We'll just call it model. And we're going to do sentence transformer again. And this time, we are using the MPNet base model. Now, this is basically the highest performing model at the moment. Although I was told on the channel's Discord by Ashraq that there is actually, when they were training this MPNet model, they also trained a Roberta model.

And although the Roberta model is not shown on the Sentence Transformer's home page, you can see in the competition where they trained both these models that they did also train that model. And it does have a slightly higher performance as well. It might be slower.

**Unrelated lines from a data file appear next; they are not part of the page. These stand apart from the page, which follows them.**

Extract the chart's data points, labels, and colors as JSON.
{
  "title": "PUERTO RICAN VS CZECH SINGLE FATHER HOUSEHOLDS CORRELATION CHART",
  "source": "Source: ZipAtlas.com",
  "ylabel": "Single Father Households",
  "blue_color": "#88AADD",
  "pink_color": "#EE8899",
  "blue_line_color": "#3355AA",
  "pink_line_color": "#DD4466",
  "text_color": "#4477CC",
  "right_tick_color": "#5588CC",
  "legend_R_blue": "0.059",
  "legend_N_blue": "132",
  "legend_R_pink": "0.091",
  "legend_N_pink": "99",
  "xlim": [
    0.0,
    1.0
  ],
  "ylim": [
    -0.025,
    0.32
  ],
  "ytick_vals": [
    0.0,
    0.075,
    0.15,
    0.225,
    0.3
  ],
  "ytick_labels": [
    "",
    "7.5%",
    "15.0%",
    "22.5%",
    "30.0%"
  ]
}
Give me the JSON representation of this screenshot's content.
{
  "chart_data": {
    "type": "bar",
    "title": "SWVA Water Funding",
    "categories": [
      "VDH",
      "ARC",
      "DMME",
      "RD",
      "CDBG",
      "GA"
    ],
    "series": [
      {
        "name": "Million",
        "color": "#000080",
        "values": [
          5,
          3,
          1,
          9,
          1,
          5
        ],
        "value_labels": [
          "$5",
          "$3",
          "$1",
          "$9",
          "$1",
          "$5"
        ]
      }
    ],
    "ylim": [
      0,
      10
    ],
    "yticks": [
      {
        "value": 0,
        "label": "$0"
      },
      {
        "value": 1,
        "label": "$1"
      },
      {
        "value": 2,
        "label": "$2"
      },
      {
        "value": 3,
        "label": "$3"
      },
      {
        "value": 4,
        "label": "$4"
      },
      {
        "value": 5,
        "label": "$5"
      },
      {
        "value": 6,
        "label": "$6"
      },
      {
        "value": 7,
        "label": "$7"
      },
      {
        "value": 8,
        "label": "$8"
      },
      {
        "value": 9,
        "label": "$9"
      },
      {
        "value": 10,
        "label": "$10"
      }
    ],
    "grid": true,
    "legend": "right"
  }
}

I'm not sure. Probably because it's Roberta.

But the performance of that is actually higher than the MPNet version of that model, which is pretty cool. Now, here, we can see a few things that are slightly different. For starters, the max sequence length is three times as long as it was with the BERT model using the MPNet base model.

And we also have this additional normalization function. Now, let's just take what we wrote up here. So I'm just going to take this, bring it down here. And let's just use the heat map straight away. So SNS heat map sim and annot equals true. And we'll see something slightly different.

Or we should do. So I haven't processed the similarity yet or the embeddings. So let's write embeddings equals model.encode sentences. Now, if we run it, we'll see that the similarity of these ones, of these other sentence pairs, is now a lot lower. But it's still identifying 4 and 3 as pretty similar.

So we can see straight away there's a decent performance increase from this MPNet model, which is the most recent model, and the original SBERT model here. So I think that's pretty cool to see as well. Now, that's it for this model introducing sentence embeddings and the Sentence Transformers library and models.

Now, going forward, obviously, this is a series of videos. So we're going to be covering a lot more than just Sentence Transformers. But next, we are actually going to cover how we can train a sentence BERT model, an SBERT model, which I think will be pretty cool. So until then, that's it for now.

So thank you very much for watching. And I will see you in the next one. Bye.